No. 0 – Oregon Ducks
- Position: Running back
- Class: Sophomore

Personal information
- Born: Berkeley, California, U.S.
- Listed height: 6 ft 0 in (1.83 m)
- Listed weight: 221 lb (100 kg)

Career information
- High school: Mater Dei (Santa Ana, California)
- College: Oregon (2025–present)
- Stats at ESPN

= Jordon Davison =

American football player

Jordon Davison is an American college football running back for the Oregon Ducks.

==Early life==
Davison is from Berkeley, California. He attended Mater Dei High School in Santa Ana where he played football as a running back. As a freshman, he made the varsity team and helped Mater Dei win the national championship, running for 188 yards while averaging 6.3 yards per carry and scoring three touchdowns. He was named second-team freshman All-American for his performance by MaxPreps. He ran for 1,514 yards and 17 touchdowns during his sophomore season, then had 662 rushing yards and 10 touchdowns as a junior.

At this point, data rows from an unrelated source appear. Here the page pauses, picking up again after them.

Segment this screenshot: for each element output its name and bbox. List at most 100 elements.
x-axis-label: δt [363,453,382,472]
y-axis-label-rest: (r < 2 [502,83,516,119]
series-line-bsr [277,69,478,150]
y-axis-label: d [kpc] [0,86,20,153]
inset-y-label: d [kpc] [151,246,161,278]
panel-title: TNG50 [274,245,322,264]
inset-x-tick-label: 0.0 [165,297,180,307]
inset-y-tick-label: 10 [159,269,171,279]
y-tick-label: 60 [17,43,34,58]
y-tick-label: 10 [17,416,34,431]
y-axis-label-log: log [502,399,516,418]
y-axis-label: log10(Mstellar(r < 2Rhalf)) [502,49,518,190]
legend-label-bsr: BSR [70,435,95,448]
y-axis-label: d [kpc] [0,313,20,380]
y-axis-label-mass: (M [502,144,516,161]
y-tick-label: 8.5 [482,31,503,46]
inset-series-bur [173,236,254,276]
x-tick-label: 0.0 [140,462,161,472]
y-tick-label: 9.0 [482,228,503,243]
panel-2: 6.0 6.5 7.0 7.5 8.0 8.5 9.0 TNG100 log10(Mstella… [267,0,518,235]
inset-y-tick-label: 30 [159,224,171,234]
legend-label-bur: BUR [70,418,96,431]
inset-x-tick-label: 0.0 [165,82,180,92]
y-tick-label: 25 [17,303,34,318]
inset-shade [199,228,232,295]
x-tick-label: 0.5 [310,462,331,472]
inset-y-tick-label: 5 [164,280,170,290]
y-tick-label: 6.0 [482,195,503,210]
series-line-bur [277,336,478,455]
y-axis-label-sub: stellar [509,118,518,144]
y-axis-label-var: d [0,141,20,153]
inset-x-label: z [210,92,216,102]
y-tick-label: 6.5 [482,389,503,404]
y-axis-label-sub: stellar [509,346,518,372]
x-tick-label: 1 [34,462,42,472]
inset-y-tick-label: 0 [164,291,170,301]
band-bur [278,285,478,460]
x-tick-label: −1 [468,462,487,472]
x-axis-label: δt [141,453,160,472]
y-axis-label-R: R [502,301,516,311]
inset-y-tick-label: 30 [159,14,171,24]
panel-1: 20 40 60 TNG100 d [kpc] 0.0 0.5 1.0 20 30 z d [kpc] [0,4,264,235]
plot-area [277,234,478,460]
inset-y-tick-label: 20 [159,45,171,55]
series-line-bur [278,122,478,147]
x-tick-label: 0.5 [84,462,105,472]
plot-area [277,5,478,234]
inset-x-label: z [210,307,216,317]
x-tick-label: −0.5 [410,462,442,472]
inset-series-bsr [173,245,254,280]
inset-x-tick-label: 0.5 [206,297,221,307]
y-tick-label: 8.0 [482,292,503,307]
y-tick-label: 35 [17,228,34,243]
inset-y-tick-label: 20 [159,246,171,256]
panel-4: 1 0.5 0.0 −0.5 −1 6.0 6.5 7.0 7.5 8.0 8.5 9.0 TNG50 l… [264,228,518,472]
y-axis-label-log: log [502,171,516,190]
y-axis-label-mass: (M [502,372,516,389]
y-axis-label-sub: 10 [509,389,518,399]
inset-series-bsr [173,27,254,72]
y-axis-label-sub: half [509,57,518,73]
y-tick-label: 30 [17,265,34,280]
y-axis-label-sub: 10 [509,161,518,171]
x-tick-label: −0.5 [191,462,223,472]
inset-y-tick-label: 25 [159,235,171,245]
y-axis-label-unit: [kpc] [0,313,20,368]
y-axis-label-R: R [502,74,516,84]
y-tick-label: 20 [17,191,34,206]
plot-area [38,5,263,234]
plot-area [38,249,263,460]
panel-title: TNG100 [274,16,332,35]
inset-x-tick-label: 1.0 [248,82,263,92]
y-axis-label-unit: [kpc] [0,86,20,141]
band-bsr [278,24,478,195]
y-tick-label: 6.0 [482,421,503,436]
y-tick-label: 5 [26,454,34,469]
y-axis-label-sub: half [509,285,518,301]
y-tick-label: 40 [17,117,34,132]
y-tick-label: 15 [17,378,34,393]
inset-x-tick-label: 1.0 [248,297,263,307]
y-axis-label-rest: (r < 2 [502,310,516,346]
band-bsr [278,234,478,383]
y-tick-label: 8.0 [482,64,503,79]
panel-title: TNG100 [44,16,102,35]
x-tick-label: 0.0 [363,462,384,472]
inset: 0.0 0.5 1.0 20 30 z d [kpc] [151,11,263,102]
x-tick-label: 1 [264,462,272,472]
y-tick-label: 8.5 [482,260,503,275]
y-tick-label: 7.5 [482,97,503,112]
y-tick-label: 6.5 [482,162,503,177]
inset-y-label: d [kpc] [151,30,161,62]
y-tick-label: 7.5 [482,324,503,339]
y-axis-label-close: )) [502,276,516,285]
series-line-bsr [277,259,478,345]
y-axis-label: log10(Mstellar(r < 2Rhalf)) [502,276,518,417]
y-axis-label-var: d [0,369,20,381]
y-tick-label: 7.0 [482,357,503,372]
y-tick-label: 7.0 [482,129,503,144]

Davison was named the Trinity League Offensive Most Valuable Player and the MaxPreps California High School Player of the Year as a senior in 2024, when he ran for 1,214 yards and 14 touchdowns. He concluded his stint at Mater Dei having gained 3,499 yards while scoring 46 touchdowns, receiving an invitation to the All-American Bowl. He was ranked a four-star recruit and one of the top-100 players nationally by Rivals.com and ESPN. He committed to play college football for the Oregon Ducks.

==College career==
Davison saw significant playing time for Oregon as a true freshman in 2025, scoring three touchdowns in his college debut. Through the first seven games, he scored eight rushing touchdowns to lead the team.